Un chico moreno y de ojos verdes intenta mentenerse erguido sobre el viejo banco de madera de la mesa de Gryffindor. Sostiene entre las dos manos una taza humeante y bien cargada de café, a pesar de que nunca antes lo  había probado, y se ayuda de ambos codos para no desparramarse sobre el sandwich de pollo.

Sus iris esmeralda van desapareciendo lentamente tras sus párpados cansados, y bajo estos se descubren dos manchas oscuras, cicatrices del insomnio. Parpadea un par de veces intentando reconectar su cerebro para que comience a funcionar como cada mañana, pero le resulta imposible. No se puede encender algo que antes no ha estado inactivo, y su cerebro no ha descansado en toda la noche.

El resto de las mesas están prácticamente vacías, a excepción de un par de Ravenclaws que han madrugado para aprovechar mejor el tiempo. ¿Quién sino se levantaría a estas horas en un día en el que no hay clases?

Pero pronto ellos tambien se marchan y Harry Potter vuelve a quedarse completamente solo.

Silencio.

Su mente cansada comienza entonces a delirar, y el fuego en las velas titila y juega con las luces y sombras del antiguo castillo.

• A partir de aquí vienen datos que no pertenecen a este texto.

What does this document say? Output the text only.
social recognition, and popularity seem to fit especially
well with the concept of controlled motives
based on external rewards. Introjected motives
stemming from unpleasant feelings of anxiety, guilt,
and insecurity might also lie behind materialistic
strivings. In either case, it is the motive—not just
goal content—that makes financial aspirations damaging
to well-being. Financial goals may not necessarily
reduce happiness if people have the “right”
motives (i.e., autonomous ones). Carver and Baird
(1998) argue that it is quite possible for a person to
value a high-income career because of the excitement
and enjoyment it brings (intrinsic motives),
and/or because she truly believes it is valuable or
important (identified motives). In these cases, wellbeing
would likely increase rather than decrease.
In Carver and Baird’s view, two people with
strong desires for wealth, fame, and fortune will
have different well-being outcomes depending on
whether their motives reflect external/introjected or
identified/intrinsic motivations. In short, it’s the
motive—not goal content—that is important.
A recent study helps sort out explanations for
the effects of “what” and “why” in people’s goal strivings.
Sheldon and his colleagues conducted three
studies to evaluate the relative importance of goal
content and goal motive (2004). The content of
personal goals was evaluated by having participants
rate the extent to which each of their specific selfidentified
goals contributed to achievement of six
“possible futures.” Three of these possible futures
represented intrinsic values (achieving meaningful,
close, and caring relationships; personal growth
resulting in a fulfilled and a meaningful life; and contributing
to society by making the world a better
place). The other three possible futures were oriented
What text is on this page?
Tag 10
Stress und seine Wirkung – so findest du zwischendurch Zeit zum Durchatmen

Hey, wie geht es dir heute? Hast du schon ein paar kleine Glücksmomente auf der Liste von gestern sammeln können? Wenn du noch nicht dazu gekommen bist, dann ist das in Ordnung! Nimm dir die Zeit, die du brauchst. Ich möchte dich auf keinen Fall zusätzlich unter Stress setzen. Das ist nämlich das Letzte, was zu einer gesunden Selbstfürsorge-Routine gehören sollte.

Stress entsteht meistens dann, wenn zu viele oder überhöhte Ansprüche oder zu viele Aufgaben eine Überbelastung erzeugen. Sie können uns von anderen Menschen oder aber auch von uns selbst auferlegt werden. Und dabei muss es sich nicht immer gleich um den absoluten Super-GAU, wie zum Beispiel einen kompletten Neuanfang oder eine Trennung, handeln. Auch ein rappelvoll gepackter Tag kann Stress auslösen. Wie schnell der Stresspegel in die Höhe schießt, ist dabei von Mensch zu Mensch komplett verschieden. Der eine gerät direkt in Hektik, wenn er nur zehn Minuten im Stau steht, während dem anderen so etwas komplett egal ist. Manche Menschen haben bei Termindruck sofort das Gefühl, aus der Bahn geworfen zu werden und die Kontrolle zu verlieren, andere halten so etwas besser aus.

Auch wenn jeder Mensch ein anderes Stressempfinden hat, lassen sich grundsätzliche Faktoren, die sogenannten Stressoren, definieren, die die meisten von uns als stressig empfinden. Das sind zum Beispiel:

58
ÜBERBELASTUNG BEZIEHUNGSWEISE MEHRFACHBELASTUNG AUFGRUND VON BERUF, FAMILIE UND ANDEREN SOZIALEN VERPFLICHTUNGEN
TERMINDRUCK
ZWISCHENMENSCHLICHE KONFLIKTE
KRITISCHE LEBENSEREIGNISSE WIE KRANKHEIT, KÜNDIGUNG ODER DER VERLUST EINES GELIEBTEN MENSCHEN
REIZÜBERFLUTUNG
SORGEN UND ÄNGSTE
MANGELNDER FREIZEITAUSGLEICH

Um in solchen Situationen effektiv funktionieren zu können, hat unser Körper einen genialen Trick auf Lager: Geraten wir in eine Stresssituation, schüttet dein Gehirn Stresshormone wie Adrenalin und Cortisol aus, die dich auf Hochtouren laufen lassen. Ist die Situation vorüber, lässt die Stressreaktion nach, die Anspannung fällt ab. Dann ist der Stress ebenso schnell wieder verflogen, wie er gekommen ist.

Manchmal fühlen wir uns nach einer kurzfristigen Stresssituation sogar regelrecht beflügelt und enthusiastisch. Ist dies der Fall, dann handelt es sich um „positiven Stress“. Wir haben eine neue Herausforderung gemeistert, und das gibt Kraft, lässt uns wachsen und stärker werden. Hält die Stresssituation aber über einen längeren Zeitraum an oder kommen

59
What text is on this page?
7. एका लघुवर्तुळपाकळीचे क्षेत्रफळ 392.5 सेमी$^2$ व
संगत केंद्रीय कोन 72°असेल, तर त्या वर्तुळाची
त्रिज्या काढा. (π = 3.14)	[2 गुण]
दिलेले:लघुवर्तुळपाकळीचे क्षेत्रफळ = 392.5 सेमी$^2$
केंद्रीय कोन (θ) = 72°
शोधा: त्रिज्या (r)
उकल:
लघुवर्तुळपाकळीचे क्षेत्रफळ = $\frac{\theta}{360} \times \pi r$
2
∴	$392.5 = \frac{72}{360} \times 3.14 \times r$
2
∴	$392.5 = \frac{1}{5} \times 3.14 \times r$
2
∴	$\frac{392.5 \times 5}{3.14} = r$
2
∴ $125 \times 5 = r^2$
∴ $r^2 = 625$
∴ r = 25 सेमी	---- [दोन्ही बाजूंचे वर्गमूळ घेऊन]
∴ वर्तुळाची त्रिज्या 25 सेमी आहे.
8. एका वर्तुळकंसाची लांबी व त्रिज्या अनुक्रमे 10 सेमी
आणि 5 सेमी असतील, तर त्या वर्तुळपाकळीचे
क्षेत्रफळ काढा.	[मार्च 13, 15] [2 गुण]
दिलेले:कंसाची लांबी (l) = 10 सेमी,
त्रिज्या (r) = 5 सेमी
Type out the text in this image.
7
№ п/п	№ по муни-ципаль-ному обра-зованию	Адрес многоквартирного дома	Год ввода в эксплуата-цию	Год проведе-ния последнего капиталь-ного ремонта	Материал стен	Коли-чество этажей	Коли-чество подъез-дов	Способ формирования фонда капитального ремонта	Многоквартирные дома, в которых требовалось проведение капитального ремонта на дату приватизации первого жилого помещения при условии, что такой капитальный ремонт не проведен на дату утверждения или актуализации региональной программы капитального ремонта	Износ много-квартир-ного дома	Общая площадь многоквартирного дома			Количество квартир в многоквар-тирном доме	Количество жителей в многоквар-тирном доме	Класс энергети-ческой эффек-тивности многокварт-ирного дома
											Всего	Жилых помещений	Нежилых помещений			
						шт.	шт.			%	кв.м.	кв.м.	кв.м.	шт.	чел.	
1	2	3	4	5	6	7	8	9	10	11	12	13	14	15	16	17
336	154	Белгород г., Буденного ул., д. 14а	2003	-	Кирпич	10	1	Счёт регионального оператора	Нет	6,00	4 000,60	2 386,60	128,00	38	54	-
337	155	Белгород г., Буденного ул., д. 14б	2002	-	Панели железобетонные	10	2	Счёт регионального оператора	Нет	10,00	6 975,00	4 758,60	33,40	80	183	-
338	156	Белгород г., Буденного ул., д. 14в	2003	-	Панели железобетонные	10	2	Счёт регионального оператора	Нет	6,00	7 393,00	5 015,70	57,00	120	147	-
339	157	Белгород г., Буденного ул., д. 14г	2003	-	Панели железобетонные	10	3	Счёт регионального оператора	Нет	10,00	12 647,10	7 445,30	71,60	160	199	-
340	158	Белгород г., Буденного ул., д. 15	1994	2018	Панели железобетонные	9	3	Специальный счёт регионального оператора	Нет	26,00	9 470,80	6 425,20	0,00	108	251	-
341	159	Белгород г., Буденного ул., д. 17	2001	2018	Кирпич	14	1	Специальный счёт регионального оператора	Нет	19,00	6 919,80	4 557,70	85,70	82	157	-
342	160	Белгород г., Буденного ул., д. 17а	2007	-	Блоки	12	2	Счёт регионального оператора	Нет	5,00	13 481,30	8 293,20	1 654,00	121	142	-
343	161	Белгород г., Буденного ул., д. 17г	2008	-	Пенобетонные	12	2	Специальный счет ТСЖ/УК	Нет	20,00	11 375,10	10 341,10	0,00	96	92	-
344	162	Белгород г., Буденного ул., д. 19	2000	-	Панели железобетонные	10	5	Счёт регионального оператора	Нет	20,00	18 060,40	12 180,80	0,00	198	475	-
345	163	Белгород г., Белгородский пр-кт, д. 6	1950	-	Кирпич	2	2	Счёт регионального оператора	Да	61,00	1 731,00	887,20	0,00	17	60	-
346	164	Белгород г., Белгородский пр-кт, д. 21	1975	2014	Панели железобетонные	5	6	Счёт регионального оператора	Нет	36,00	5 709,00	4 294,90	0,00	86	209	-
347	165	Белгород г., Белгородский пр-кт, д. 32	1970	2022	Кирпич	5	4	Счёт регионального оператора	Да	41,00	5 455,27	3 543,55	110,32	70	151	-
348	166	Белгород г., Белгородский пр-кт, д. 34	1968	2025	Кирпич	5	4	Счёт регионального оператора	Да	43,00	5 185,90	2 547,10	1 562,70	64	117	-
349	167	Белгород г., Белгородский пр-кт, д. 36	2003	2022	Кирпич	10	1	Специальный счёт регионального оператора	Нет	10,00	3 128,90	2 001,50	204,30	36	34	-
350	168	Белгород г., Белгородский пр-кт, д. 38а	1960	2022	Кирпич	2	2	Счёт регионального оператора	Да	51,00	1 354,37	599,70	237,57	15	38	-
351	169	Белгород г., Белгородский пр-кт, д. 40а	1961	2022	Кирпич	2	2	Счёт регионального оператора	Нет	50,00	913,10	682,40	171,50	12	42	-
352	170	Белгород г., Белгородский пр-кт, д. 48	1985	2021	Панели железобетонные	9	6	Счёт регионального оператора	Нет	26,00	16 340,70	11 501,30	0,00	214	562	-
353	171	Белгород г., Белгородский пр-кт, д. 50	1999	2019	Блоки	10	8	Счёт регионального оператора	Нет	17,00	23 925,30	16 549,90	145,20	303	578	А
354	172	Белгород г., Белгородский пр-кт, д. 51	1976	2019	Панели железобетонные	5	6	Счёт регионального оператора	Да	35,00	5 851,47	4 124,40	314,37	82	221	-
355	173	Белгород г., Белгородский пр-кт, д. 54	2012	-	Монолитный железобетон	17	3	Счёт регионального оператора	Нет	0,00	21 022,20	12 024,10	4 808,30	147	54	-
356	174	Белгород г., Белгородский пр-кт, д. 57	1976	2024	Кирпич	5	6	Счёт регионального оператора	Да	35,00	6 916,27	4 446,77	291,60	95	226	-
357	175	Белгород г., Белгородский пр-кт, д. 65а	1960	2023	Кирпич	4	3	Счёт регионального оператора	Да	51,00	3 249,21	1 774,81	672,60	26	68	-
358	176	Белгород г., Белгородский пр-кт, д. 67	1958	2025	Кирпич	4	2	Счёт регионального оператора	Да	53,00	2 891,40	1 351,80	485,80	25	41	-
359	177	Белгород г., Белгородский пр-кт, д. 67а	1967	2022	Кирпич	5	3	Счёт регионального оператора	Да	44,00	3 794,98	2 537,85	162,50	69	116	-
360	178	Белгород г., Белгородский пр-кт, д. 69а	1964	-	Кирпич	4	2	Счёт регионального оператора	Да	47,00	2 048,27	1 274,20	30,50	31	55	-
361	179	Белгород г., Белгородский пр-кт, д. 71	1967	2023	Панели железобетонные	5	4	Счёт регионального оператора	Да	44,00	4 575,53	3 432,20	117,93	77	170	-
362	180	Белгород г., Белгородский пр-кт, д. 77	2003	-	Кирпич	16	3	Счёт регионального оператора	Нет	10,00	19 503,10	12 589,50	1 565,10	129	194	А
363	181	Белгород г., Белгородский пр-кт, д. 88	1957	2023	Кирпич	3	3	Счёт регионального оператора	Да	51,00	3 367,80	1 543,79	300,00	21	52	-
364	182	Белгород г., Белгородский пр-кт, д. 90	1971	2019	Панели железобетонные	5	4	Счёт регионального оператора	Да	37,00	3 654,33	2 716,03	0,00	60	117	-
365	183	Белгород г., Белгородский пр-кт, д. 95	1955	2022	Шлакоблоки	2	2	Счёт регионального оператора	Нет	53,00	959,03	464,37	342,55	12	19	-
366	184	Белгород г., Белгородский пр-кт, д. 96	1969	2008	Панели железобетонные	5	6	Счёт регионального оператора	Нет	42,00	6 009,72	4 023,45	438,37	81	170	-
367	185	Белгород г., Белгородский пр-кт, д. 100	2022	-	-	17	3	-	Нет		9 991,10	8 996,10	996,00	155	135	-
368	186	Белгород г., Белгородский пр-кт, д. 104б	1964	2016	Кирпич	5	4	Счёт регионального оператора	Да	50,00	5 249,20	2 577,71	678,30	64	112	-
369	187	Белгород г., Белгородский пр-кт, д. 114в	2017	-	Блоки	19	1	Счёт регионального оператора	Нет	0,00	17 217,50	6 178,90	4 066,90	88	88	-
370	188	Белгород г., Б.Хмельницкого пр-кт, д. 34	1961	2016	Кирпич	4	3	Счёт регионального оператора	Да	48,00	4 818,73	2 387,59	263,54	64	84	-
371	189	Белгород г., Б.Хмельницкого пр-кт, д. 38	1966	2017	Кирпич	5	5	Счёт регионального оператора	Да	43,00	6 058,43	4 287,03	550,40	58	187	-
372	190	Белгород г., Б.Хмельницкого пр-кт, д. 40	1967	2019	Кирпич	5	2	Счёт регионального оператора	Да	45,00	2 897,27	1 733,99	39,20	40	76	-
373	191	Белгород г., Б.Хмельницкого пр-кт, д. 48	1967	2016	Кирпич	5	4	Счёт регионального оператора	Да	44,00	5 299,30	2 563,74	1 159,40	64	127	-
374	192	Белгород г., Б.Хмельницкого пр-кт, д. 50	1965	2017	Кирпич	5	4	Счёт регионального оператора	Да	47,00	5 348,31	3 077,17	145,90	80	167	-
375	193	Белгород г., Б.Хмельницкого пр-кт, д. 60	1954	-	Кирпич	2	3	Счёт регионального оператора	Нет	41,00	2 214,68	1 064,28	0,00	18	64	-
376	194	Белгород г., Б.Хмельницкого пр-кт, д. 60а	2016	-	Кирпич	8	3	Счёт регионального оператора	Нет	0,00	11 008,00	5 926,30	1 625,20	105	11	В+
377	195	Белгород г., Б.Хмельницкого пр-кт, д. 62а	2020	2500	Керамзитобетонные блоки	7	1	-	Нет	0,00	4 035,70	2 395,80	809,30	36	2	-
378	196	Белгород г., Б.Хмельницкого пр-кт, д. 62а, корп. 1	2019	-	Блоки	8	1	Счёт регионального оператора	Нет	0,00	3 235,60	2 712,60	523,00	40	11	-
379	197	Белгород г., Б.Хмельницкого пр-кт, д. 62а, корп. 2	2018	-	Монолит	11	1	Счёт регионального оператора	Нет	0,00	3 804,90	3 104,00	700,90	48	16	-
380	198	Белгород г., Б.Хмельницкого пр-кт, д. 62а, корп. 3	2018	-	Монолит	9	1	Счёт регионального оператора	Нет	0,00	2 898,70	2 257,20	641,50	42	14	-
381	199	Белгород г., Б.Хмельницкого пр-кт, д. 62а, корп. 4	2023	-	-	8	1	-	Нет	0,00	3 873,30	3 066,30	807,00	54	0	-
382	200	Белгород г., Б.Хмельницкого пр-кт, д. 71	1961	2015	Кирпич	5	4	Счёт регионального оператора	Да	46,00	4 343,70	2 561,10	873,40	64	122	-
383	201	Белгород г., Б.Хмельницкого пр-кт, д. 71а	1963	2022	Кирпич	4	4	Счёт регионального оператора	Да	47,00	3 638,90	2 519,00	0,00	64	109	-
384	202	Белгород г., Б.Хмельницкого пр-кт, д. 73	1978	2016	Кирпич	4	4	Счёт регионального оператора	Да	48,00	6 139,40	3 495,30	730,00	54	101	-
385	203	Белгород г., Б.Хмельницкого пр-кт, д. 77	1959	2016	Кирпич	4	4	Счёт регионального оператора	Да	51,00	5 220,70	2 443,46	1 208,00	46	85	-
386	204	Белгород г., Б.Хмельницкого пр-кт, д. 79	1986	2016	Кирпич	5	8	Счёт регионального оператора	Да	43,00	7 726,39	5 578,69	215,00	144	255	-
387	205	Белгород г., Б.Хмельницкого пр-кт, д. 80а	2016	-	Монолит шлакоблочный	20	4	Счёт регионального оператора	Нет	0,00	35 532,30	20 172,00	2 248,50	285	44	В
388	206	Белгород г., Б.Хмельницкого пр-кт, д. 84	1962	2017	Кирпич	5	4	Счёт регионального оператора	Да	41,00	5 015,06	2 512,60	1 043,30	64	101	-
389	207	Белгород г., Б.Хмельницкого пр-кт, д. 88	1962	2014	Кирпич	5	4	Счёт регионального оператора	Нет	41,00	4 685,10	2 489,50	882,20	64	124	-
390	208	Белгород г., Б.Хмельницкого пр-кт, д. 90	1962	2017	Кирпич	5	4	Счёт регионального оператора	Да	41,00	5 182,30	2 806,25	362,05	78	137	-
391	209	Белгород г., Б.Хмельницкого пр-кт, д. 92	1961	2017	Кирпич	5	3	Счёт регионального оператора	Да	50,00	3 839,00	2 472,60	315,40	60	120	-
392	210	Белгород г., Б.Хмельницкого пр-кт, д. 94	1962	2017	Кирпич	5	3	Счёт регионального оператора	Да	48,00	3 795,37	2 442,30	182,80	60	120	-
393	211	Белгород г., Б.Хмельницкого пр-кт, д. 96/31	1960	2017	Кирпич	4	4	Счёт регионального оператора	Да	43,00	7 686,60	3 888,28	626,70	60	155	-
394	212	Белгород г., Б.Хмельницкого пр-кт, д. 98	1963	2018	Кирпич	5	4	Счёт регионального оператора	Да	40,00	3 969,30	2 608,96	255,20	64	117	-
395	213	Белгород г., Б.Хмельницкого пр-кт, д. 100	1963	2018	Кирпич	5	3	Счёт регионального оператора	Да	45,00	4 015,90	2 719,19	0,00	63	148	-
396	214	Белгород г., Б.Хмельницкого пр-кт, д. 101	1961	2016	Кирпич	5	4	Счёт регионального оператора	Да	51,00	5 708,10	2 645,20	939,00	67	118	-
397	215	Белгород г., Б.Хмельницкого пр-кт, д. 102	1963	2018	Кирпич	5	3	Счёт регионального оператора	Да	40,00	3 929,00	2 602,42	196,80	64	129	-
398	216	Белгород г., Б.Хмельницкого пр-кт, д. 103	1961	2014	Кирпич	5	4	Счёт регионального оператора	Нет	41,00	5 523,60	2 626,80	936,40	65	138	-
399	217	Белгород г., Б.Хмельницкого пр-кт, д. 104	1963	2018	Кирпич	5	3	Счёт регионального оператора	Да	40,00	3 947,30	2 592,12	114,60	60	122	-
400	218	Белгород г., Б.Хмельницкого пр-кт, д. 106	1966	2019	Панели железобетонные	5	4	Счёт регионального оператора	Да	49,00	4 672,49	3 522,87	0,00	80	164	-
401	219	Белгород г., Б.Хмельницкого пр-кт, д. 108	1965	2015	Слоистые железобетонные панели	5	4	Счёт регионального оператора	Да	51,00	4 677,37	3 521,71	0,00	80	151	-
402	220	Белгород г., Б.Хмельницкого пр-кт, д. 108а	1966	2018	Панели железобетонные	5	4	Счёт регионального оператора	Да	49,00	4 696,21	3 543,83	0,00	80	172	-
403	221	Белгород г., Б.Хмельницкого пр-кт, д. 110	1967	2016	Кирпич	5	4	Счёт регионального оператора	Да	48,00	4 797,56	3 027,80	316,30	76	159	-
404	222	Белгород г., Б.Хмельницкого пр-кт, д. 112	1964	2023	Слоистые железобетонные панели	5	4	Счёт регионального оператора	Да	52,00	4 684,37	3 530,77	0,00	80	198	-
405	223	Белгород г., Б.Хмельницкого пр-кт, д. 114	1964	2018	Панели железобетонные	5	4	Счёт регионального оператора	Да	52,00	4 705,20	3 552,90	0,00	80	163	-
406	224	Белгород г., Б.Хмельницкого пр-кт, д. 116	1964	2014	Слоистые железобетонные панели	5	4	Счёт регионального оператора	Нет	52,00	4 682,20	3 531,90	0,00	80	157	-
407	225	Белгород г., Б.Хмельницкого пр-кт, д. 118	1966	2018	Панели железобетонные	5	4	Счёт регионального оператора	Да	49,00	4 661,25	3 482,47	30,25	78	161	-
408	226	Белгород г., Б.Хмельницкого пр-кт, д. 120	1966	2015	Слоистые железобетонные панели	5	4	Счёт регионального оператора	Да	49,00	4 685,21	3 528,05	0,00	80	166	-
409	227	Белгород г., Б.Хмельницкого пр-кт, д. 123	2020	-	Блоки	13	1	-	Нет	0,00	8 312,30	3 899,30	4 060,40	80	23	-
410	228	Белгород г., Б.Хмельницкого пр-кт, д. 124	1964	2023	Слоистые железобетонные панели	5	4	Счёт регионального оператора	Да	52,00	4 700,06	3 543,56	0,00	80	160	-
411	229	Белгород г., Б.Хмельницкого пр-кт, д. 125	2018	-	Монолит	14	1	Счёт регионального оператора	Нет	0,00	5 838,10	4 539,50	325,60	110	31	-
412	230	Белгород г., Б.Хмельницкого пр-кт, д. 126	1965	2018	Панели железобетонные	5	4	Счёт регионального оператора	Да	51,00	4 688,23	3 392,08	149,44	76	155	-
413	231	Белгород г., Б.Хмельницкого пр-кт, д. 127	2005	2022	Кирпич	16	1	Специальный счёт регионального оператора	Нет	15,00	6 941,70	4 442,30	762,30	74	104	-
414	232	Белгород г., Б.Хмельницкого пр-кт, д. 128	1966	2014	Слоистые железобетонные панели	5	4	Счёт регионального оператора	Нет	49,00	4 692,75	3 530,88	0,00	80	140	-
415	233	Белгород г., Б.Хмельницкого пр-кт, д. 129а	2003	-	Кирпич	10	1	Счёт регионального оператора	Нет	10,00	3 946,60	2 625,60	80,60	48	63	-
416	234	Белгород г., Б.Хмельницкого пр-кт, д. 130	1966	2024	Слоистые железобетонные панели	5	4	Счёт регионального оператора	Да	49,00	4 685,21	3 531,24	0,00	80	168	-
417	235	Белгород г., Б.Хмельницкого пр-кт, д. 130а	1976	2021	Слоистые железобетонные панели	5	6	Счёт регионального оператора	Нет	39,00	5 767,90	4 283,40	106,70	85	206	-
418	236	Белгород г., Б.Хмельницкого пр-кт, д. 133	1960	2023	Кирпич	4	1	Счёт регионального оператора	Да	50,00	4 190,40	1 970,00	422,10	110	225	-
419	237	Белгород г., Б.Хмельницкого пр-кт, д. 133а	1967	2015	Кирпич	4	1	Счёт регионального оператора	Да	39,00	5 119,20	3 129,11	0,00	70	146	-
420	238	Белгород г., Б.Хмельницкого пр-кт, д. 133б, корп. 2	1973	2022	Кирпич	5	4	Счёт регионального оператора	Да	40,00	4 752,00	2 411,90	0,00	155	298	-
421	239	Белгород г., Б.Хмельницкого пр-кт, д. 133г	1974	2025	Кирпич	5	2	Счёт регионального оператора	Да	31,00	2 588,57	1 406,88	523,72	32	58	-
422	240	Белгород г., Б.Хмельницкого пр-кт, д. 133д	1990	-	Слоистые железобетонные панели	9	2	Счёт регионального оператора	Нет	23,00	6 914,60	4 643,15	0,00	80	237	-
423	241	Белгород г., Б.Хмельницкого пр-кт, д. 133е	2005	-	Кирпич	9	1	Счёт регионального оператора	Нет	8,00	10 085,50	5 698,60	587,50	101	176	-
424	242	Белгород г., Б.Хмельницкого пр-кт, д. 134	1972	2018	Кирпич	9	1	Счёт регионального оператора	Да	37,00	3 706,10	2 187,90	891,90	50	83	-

Las estrellas que comienzan a diluirse con el gris de las mañanas otoñales juegan con su cordura y muy pronto las nubes, las velas y los altos muros de roca sólida se desvanecen lentamente.

Hogwarts se esfuma con la velocidad de un amanecer y Harry ya no está entre las seguras paredes del castillo al que aprendió a llamar hogar, sino en un sitio muy, muy lejos de allí. Más lejos que ningún otro sitio en la Tierra.

Una niebla blanca y brillante lo envuelve todo, como cuando llueve de madrugada y el día amanece húmedo y triste, y ya no siente ni la taza ni el banco. No se ve nada, pero sabe que detrás de esa bruma sobrenatural se pueden adivinar las formas de la estructura colosal y los raíles y los muros de piedra.

No.

Está en la estación de King Cross, pero el andén nueve y tres cuartos está totalmente desierto.

Otra vez no...

Harry escucha una especie de llanto agudo y agónico, como el chillido de una mandrágora madura recién arrancada, que proviene de detrás suyo.

No, no puede ser.

Cuando se gira, no hay nada más que un pequeño banco de piedra. Uno que recuerda demasiado bien.

Imposible.

Se agacha, esperando encontrar una repelente y arrugada criatura berreante, pero allí abajo no hay nadie.

No está.

El chillido continúa, pero se da cuenta de que no son lloros, sino el chirriar del tren contra las vías de metal, que se acerca a una velocidad vertiginosa, imparable.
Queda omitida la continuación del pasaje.